# Normal core of closed subgroup is closed

## Statement

Suppose $G$ is a topological group and $H$ is a closed subgroup of $G$. Then, the normal core of $H$ in $G$ (i.e., the largest normal subgroup of $G$ contained in $H$, also defined as the intersection of all the conjugate subgroups of $H$) is also a closed subgroup of $G$.

## Proof

Given: A topological group $G$, a closed subgroup $H$ of $G$.

To prove: The normal core of $H$ in $G$ is also a closed subgroup of $G$.

Proof:

Step no.
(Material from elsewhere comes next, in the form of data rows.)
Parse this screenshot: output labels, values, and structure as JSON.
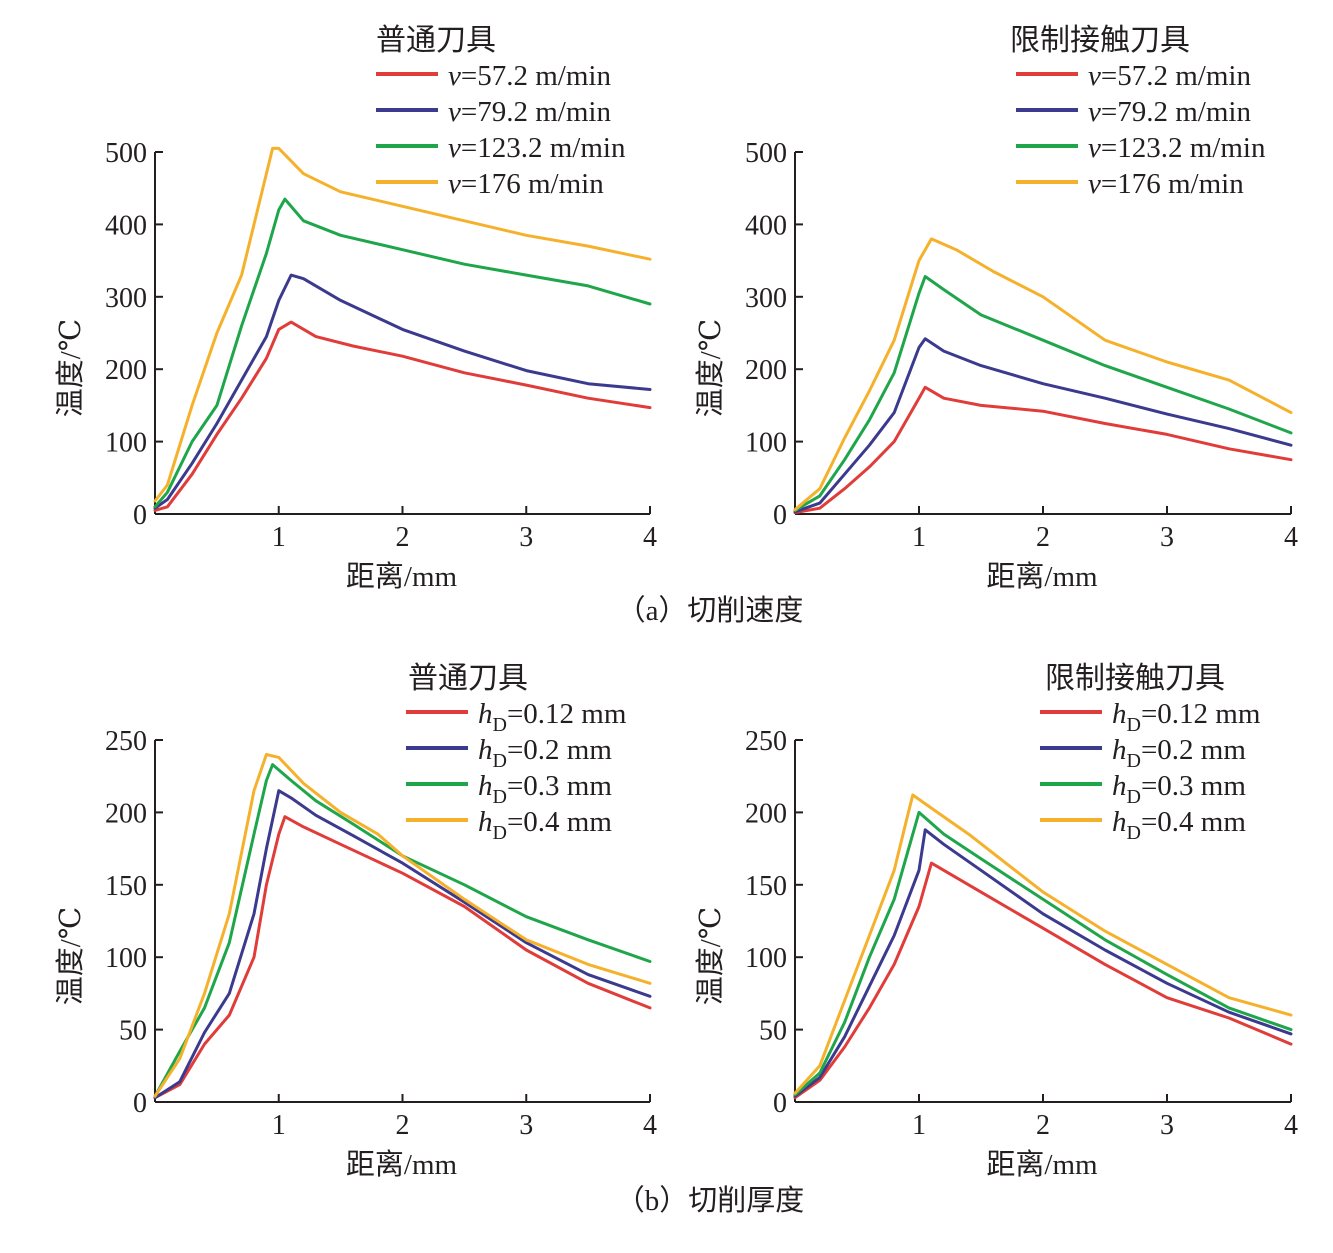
{
  "figure": {
    "captions": [
      "（a）切削速度",
      "（b）切削厚度"
    ]
  },
  "colors": {
    "red": "#e03c3a",
    "blue": "#3b3a8e",
    "green": "#1fa64b",
    "orange": "#f5b12b",
    "axis": "#231f20"
  },
  "chart_data": [
    {
      "type": "line",
      "title": "普通刀具",
      "group_caption": "（a）切削速度",
      "xlabel": "距离/mm",
      "ylabel": "温度/℃",
      "xlim": [
        0,
        4
      ],
      "ylim": [
        0,
        500
      ],
      "xticks": [
        1,
        2,
        3,
        4
      ],
      "yticks": [
        0,
        100,
        200,
        300,
        400,
        500
      ],
      "legend_position": "top-right",
      "series": [
        {
          "name": "v=57.2 m/min",
          "prefix": "v",
          "suffix": "=57.2 m/min",
          "color": "#e03c3a",
          "x": [
            0,
            0.1,
            0.3,
            0.5,
            0.7,
            0.9,
            1.0,
            1.1,
            1.3,
            1.6,
            2.0,
            2.5,
            3.0,
            3.5,
            4.0
          ],
          "y": [
            5,
            10,
            55,
            110,
            160,
            215,
            255,
            265,
            245,
            232,
            218,
            195,
            178,
            160,
            147
          ]
        },
        {
          "name": "v=79.2 m/min",
          "prefix": "v",
          "suffix": "=79.2 m/min",
          "color": "#3b3a8e",
          "x": [
            0,
            0.1,
            0.3,
            0.5,
            0.7,
            0.9,
            1.0,
            1.1,
            1.2,
            1.5,
            2.0,
            2.5,
            3.0,
            3.5,
            4.0
          ],
          "y": [
            8,
            20,
            70,
            125,
            185,
            245,
            295,
            330,
            325,
            295,
            255,
            225,
            198,
            180,
            172
          ]
        },
        {
          "name": "v=123.2 m/min",
          "prefix": "v",
          "suffix": "=123.2 m/min",
          "color": "#1fa64b",
          "x": [
            0,
            0.1,
            0.3,
            0.5,
            0.7,
            0.9,
            1.0,
            1.05,
            1.2,
            1.5,
            2.0,
            2.5,
            3.0,
            3.5,
            4.0
          ],
          "y": [
            10,
            30,
            100,
            150,
            260,
            360,
            420,
            435,
            405,
            385,
            365,
            345,
            330,
            315,
            290
          ]
        },
        {
          "name": "v=176 m/min",
          "prefix": "v",
          "suffix": "=176 m/min",
          "color": "#f5b12b",
          "x": [
            0,
            0.1,
            0.3,
            0.5,
            0.7,
            0.9,
            0.95,
            1.0,
            1.2,
            1.5,
            2.0,
            2.5,
            3.0,
            3.5,
            4.0
          ],
          "y": [
            18,
            40,
            150,
            250,
            330,
            470,
            505,
            505,
            470,
            445,
            425,
            405,
            385,
            370,
            352
          ]
        }
      ]
    },
    {
      "type": "line",
      "title": "限制接触刀具",
      "group_caption": "（a）切削速度",
      "xlabel": "距离/mm",
      "ylabel": "温度/℃",
      "xlim": [
        0,
        4
      ],
      "ylim": [
        0,
        500
      ],
      "xticks": [
        1,
        2,
        3,
        4
      ],
      "yticks": [
        0,
        100,
        200,
        300,
        400,
        500
      ],
      "legend_position": "top-right",
      "series": [
        {
          "name": "v=57.2 m/min",
          "prefix": "v",
          "suffix": "=57.2 m/min",
          "color": "#e03c3a",
          "x": [
            0,
            0.2,
            0.4,
            0.6,
            0.8,
            1.0,
            1.05,
            1.2,
            1.5,
            2.0,
            2.5,
            3.0,
            3.5,
            4.0
          ],
          "y": [
            2,
            8,
            35,
            65,
            100,
            160,
            175,
            160,
            150,
            142,
            125,
            110,
            90,
            75
          ]
        },
        {
          "name": "v=79.2 m/min",
          "prefix": "v",
          "suffix": "=79.2 m/min",
          "color": "#3b3a8e",
          "x": [
            0,
            0.2,
            0.4,
            0.6,
            0.8,
            1.0,
            1.05,
            1.2,
            1.5,
            2.0,
            2.5,
            3.0,
            3.5,
            4.0
          ],
          "y": [
            3,
            15,
            55,
            95,
            140,
            230,
            242,
            225,
            205,
            180,
            160,
            138,
            118,
            95
          ]
        },
        {
          "name": "v=123.2 m/min",
          "prefix": "v",
          "suffix": "=123.2 m/min",
          "color": "#1fa64b",
          "x": [
            0,
            0.2,
            0.4,
            0.6,
            0.8,
            1.0,
            1.05,
            1.2,
            1.5,
            2.0,
            2.5,
            3.0,
            3.5,
            4.0
          ],
          "y": [
            5,
            25,
            75,
            130,
            195,
            305,
            328,
            310,
            275,
            240,
            205,
            175,
            145,
            112
          ]
        },
        {
          "name": "v=176 m/min",
          "prefix": "v",
          "suffix": "=176 m/min",
          "color": "#f5b12b",
          "x": [
            0,
            0.2,
            0.4,
            0.6,
            0.8,
            1.0,
            1.1,
            1.3,
            1.6,
            2.0,
            2.5,
            3.0,
            3.5,
            4.0
          ],
          "y": [
            6,
            35,
            105,
            170,
            240,
            350,
            380,
            365,
            335,
            300,
            240,
            210,
            185,
            140
          ]
        }
      ]
    },
    {
      "type": "line",
      "title": "普通刀具",
      "group_caption": "（b）切削厚度",
      "xlabel": "距离/mm",
      "ylabel": "温度/℃",
      "xlim": [
        0,
        4
      ],
      "ylim": [
        0,
        250
      ],
      "xticks": [
        1,
        2,
        3,
        4
      ],
      "yticks": [
        0,
        50,
        100,
        150,
        200,
        250
      ],
      "legend_position": "top-right",
      "series": [
        {
          "name": "hD=0.12 mm",
          "prefix": "h",
          "sub": "D",
          "suffix": "=0.12 mm",
          "color": "#e03c3a",
          "x": [
            0,
            0.2,
            0.4,
            0.6,
            0.8,
            0.9,
            1.0,
            1.05,
            1.2,
            1.5,
            2.0,
            2.5,
            3.0,
            3.5,
            4.0
          ],
          "y": [
            3,
            12,
            40,
            60,
            100,
            150,
            185,
            197,
            190,
            178,
            158,
            135,
            105,
            82,
            65
          ]
        },
        {
          "name": "hD=0.2 mm",
          "prefix": "h",
          "sub": "D",
          "suffix": "=0.2 mm",
          "color": "#3b3a8e",
          "x": [
            0,
            0.2,
            0.4,
            0.6,
            0.8,
            0.9,
            1.0,
            1.1,
            1.3,
            1.6,
            2.0,
            2.5,
            3.0,
            3.5,
            4.0
          ],
          "y": [
            3,
            14,
            48,
            75,
            130,
            175,
            215,
            210,
            198,
            184,
            165,
            138,
            110,
            88,
            73
          ]
        },
        {
          "name": "hD=0.3 mm",
          "prefix": "h",
          "sub": "D",
          "suffix": "=0.3 mm",
          "color": "#1fa64b",
          "x": [
            0,
            0.2,
            0.4,
            0.6,
            0.8,
            0.9,
            0.95,
            1.1,
            1.3,
            1.6,
            2.0,
            2.5,
            3.0,
            3.5,
            4.0
          ],
          "y": [
            4,
            35,
            65,
            110,
            185,
            222,
            233,
            222,
            208,
            192,
            170,
            150,
            128,
            112,
            97
          ]
        },
        {
          "name": "hD=0.4 mm",
          "prefix": "h",
          "sub": "D",
          "suffix": "=0.4 mm",
          "color": "#f5b12b",
          "x": [
            0,
            0.2,
            0.4,
            0.6,
            0.8,
            0.9,
            1.0,
            1.2,
            1.5,
            1.8,
            2.0,
            2.5,
            3.0,
            3.5,
            4.0
          ],
          "y": [
            4,
            30,
            75,
            130,
            215,
            240,
            238,
            220,
            200,
            185,
            170,
            140,
            112,
            95,
            82
          ]
        }
      ]
    },
    {
      "type": "line",
      "title": "限制接触刀具",
      "group_caption": "（b）切削厚度",
      "xlabel": "距离/mm",
      "ylabel": "温度/℃",
      "xlim": [
        0,
        4
      ],
      "ylim": [
        0,
        250
      ],
      "xticks": [
        1,
        2,
        3,
        4
      ],
      "yticks": [
        0,
        50,
        100,
        150,
        200,
        250
      ],
      "legend_position": "top-right",
      "series": [
        {
          "name": "hD=0.12 mm",
          "prefix": "h",
          "sub": "D",
          "suffix": "=0.12 mm",
          "color": "#e03c3a",
          "x": [
            0,
            0.2,
            0.4,
            0.6,
            0.8,
            1.0,
            1.1,
            1.3,
            1.6,
            2.0,
            2.5,
            3.0,
            3.5,
            4.0
          ],
          "y": [
            3,
            15,
            38,
            65,
            95,
            135,
            165,
            155,
            140,
            120,
            95,
            72,
            58,
            40
          ]
        },
        {
          "name": "hD=0.2 mm",
          "prefix": "h",
          "sub": "D",
          "suffix": "=0.2 mm",
          "color": "#3b3a8e",
          "x": [
            0,
            0.2,
            0.4,
            0.6,
            0.8,
            1.0,
            1.05,
            1.2,
            1.5,
            2.0,
            2.5,
            3.0,
            3.5,
            4.0
          ],
          "y": [
            4,
            17,
            45,
            80,
            115,
            160,
            188,
            178,
            160,
            130,
            105,
            82,
            62,
            47
          ]
        },
        {
          "name": "hD=0.3 mm",
          "prefix": "h",
          "sub": "D",
          "suffix": "=0.3 mm",
          "color": "#1fa64b",
          "x": [
            0,
            0.2,
            0.4,
            0.6,
            0.8,
            0.9,
            1.0,
            1.2,
            1.5,
            2.0,
            2.5,
            3.0,
            3.5,
            4.0
          ],
          "y": [
            5,
            20,
            55,
            100,
            140,
            170,
            200,
            185,
            168,
            140,
            112,
            88,
            65,
            50
          ]
        },
        {
          "name": "hD=0.4 mm",
          "prefix": "h",
          "sub": "D",
          "suffix": "=0.4 mm",
          "color": "#f5b12b",
          "x": [
            0,
            0.2,
            0.4,
            0.6,
            0.8,
            0.9,
            0.95,
            1.1,
            1.4,
            1.7,
            2.0,
            2.5,
            3.0,
            3.5,
            4.0
          ],
          "y": [
            6,
            25,
            70,
            115,
            160,
            195,
            212,
            203,
            185,
            165,
            145,
            118,
            95,
            72,
            60
          ]
        }
      ]
    }
  ]
}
Assertion/construction Facts used Given data used Previous steps used Explanation
1 For any $g \in G$, the conjugation map $x \mapsto gxg^{-1}$ is a self-homeomorphism of $G$. Definition of topological group $G$ is a topological group PLACEHOLDER FOR INFORMATION TO BE FILLED IN: [SHOW MORE]
2 For any $g \in G$, the conjugate subgroup $gHg^{-1}$ is closed in $G$ self-homeomorphisms send closed subsets to closed subsets $H$ is closed in $G$ Step (1) Step-fact-given combination direct
3 The normal core of $H$ in $G$, which is the intersection $\bigcap_{g \in G} gHg^{-1}$, is closed in $G$. arbitrary intersection of closed subsets is closed Step (2) Step-fact combination direct.